Zum Geschmack: Der Stör darf unserer Meinung nach auf keiner Grillparty fehlen. In Koteletts geschnitten und mit viel Hitze zubereitet ist er ein Genuss. Ein kleiner Tipp:  Wir empfehlen dazu frische Kräuter, Schafskäse und Fladenbrot.

Tilapia

Der Tilapia gehört zu der Familie der Buntbarsche. Genauer gesagt: Es sind Buntbarsche, die als Speisefisch genutzt werden.

Er ist ein unkomplizierter Geselle. Er begnügt sich mit rein pflanzlicher Kost und ist robust. Das macht ihn für die Aquakultur so interessant.

Sein grätenfreies weißes Filet eignet sich hervorragend für die asiatische Küche.

Wels

Was für ein Prachtkerl! Der Europäische Wels ist der größte reine Süßwasserfisch Europas. Bis zu 3 Meter groß kann dieser stämmige Fisch werden.

Der Wels - auch Waller genannt - ist ein äußerst schmackhafter Speisefisch, der sich besonders einfach zubereiten lässt. Er hat einen angenehm milden Geschmack und sehr wenig Gräten.

Zander

Der Zander gehört zur Familie der echten Barsche. Sein Verhalten ist in jungen Jahren eher rüpelhaft: Junge Zander sind Kannibalen und fressen ihre kleineren Artgenossen.

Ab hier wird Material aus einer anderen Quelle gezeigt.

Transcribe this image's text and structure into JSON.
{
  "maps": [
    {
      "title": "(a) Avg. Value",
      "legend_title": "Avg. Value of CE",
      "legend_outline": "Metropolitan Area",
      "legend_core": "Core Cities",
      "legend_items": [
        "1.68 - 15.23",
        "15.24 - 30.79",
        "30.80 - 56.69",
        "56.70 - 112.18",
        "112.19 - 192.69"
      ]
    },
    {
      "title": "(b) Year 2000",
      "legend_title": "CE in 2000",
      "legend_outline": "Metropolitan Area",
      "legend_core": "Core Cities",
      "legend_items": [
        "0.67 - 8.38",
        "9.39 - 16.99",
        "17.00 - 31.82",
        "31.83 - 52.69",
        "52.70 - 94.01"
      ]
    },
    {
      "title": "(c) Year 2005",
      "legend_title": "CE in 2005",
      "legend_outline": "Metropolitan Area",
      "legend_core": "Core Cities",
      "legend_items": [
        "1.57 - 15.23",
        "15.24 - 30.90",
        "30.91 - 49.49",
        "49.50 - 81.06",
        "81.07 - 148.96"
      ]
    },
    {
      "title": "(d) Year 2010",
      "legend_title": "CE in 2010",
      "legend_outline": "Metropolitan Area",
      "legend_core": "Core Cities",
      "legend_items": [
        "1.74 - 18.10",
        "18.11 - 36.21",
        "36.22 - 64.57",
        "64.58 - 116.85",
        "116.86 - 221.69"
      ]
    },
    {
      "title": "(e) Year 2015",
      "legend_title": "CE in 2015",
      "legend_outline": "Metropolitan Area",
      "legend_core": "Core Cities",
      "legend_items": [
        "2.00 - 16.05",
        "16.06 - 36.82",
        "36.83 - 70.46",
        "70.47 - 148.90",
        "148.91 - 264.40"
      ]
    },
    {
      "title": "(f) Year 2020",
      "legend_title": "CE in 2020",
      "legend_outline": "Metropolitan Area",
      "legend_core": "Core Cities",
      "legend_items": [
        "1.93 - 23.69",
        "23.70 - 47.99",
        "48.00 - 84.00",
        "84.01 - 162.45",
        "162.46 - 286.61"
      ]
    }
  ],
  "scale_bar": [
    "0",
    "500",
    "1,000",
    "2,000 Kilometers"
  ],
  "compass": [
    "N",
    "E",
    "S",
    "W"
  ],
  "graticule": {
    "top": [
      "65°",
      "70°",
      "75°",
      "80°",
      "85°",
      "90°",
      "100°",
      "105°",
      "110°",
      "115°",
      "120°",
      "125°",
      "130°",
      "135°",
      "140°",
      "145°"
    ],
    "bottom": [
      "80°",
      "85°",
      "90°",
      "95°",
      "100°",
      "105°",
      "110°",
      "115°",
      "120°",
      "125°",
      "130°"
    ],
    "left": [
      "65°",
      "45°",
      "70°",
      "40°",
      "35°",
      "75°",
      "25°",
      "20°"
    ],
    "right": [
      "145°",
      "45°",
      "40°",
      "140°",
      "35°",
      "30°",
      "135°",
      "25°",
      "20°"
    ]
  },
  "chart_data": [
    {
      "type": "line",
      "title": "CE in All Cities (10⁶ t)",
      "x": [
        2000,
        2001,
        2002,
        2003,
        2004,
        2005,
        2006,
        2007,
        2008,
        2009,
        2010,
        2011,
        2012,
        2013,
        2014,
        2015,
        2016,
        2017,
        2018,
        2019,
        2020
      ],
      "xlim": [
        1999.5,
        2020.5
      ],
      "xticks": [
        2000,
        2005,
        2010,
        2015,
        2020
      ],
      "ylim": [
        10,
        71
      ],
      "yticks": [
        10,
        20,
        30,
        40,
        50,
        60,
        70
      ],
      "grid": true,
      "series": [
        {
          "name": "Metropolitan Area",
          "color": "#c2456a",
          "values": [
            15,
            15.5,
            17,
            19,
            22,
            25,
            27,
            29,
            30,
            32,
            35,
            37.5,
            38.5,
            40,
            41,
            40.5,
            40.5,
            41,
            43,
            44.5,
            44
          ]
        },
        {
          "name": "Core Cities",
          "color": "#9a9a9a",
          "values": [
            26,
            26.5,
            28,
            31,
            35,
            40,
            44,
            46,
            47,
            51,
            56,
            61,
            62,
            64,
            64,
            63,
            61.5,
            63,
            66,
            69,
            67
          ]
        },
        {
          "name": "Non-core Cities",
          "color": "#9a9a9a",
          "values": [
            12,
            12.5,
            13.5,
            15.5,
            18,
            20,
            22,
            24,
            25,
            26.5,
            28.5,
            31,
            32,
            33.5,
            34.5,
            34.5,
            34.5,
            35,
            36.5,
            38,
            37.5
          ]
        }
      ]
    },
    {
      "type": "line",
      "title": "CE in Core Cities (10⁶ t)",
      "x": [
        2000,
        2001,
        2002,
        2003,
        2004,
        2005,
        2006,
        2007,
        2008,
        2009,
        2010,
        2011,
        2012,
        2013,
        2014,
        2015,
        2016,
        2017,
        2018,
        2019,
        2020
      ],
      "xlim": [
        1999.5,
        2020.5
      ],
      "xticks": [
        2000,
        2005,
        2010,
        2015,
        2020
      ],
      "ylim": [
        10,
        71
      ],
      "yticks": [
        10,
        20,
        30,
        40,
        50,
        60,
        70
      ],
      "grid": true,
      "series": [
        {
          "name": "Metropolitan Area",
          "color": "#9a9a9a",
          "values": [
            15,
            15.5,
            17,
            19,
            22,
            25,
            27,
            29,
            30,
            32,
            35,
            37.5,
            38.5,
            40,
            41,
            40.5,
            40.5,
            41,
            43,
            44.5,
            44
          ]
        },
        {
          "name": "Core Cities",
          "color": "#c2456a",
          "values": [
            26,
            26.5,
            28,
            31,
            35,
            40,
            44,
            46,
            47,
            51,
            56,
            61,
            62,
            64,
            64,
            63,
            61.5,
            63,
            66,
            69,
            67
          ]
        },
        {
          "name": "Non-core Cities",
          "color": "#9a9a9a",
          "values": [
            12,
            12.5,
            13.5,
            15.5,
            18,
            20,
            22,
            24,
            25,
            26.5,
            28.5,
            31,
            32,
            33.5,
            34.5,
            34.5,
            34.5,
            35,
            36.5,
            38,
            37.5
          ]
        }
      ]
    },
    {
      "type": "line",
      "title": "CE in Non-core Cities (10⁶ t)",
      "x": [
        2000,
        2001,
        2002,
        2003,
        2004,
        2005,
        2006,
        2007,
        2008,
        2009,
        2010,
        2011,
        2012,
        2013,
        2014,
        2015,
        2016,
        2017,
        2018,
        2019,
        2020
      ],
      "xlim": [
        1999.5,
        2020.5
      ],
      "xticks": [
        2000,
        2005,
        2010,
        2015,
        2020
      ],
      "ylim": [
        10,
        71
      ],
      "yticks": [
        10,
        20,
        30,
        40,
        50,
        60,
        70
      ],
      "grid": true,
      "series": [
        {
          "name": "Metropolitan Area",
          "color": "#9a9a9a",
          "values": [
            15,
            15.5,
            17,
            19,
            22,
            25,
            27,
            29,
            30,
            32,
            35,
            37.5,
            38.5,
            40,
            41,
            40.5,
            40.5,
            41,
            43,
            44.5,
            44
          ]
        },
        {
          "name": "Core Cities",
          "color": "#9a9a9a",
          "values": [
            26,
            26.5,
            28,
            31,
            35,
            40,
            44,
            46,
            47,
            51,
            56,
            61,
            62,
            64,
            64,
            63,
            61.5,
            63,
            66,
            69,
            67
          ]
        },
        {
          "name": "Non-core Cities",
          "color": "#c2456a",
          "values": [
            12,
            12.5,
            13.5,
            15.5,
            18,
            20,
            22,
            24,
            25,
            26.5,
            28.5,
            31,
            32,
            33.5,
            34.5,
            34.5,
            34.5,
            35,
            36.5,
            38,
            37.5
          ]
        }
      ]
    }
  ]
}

Das fettarme Fleisch ist weiß und fest. Zanderfilet ist nahezu grätenfrei und lässt sich wunderbar braten oder dünsten. Der Zander harmoniert mit milden Aromen und ist mit frischen Kräutern zubereitet eine absolute Delikatesse.

Es empfiehlt sich, Zanderfilets immer mit Haut zuzubereiten, da diese schön kross wird und wunderbar schmeckt.

Kein Wunder, dass dieser leckere Fisch als ein Hoffnungsträger für die kreislaufbasierte Aquakultur gilt.